First, consider the foresight demonstrated by Jesus and missed by later followers.  His teachings and actions painted a picture of a vision of all people being right with God and with each other.  He knew that many of the techniques used by people in power would not work.  His foresight knew that making people behave in certain ways produced mostly resentment and cunning in finding ways around coercion.  He knew that bribery produced scheming and devaluation of the ones offering the bribes.  Children retain little respect for parents who bribe them all the time, and employees show little respect for employers who rely on bribes to shape behaviour. Jesus knew that fame is truly fleeting.  He chose to live respect and compassion and to call out attitudes and behaviours that failed to respect right relationships.  His foresight continues to shape the church today as in faith we and millions of other people choose to be compassionate and to work with right relationships with others.  The main gift of the Holy Spirit to the disciples was getting them to understand what h was doing.

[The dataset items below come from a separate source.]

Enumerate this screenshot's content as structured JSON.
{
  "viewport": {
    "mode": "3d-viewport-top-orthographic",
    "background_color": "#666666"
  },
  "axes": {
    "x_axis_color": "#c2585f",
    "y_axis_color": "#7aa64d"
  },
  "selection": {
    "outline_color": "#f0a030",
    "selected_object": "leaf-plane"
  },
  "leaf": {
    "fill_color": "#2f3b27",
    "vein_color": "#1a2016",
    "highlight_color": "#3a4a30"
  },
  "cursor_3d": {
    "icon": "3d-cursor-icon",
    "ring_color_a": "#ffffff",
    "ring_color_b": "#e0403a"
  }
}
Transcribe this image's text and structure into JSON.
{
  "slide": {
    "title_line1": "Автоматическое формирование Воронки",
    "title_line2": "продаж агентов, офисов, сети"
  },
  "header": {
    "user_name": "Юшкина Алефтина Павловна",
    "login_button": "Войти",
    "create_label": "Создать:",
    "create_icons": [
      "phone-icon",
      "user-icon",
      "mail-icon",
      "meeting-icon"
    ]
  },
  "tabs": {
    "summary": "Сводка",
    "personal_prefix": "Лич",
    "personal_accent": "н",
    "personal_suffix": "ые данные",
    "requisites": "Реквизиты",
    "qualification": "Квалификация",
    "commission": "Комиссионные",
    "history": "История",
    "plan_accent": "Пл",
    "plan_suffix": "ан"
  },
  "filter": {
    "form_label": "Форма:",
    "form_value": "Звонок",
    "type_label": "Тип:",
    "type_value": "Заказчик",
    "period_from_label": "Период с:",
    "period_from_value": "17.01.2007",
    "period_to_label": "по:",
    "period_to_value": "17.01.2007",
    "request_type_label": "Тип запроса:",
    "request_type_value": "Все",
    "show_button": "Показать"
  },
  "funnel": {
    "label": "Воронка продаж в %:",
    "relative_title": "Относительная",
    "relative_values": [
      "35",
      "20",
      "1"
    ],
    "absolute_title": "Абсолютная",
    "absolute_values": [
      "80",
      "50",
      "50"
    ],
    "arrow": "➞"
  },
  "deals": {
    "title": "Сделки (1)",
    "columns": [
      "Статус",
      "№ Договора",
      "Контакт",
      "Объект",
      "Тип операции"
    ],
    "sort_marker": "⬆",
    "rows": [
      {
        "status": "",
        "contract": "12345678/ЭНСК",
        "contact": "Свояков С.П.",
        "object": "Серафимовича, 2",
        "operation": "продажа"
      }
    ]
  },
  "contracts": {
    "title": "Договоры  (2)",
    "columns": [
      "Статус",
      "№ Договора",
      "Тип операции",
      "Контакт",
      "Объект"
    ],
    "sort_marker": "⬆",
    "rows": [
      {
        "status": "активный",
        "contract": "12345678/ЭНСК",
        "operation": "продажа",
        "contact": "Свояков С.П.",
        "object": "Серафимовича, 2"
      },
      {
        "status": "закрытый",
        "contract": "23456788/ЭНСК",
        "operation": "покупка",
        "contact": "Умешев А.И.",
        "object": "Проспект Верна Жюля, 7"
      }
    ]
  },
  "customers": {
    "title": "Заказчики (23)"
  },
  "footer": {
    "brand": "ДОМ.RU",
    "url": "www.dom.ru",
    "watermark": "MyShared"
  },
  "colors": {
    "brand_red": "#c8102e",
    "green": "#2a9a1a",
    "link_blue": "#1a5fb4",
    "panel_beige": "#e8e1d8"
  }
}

The authors identified Foresight as the fifth pillar of servant leadership and examined how to achieve foresight and recognize it.  It is seeing what is desirable and achievable, even when logic denies it.  They cite examples of the, “if you build it, they will come,” process.  Several insights and discoveries were included in this section that I will put into short blogs.  Here vision takes precedence.

A great vision … invites us into a great and worthy shared enterprise; paints a picture of a brighter future that connects to our deepest identity; excites with unlimited possibilities; and lures us forward to action with its compelling power. (page 120)

A soaring vision answers the following questions:  “Who are we?”  “Whom do we serve?”  “How will we serve them?”

Pentecost played a role in opening the early community to thousands of new followers of Jesus.  I am hoping that our shared foresight and vision will open the way to thousands of non-church people to find connections through our future ministries, guided by the Holy Spirit.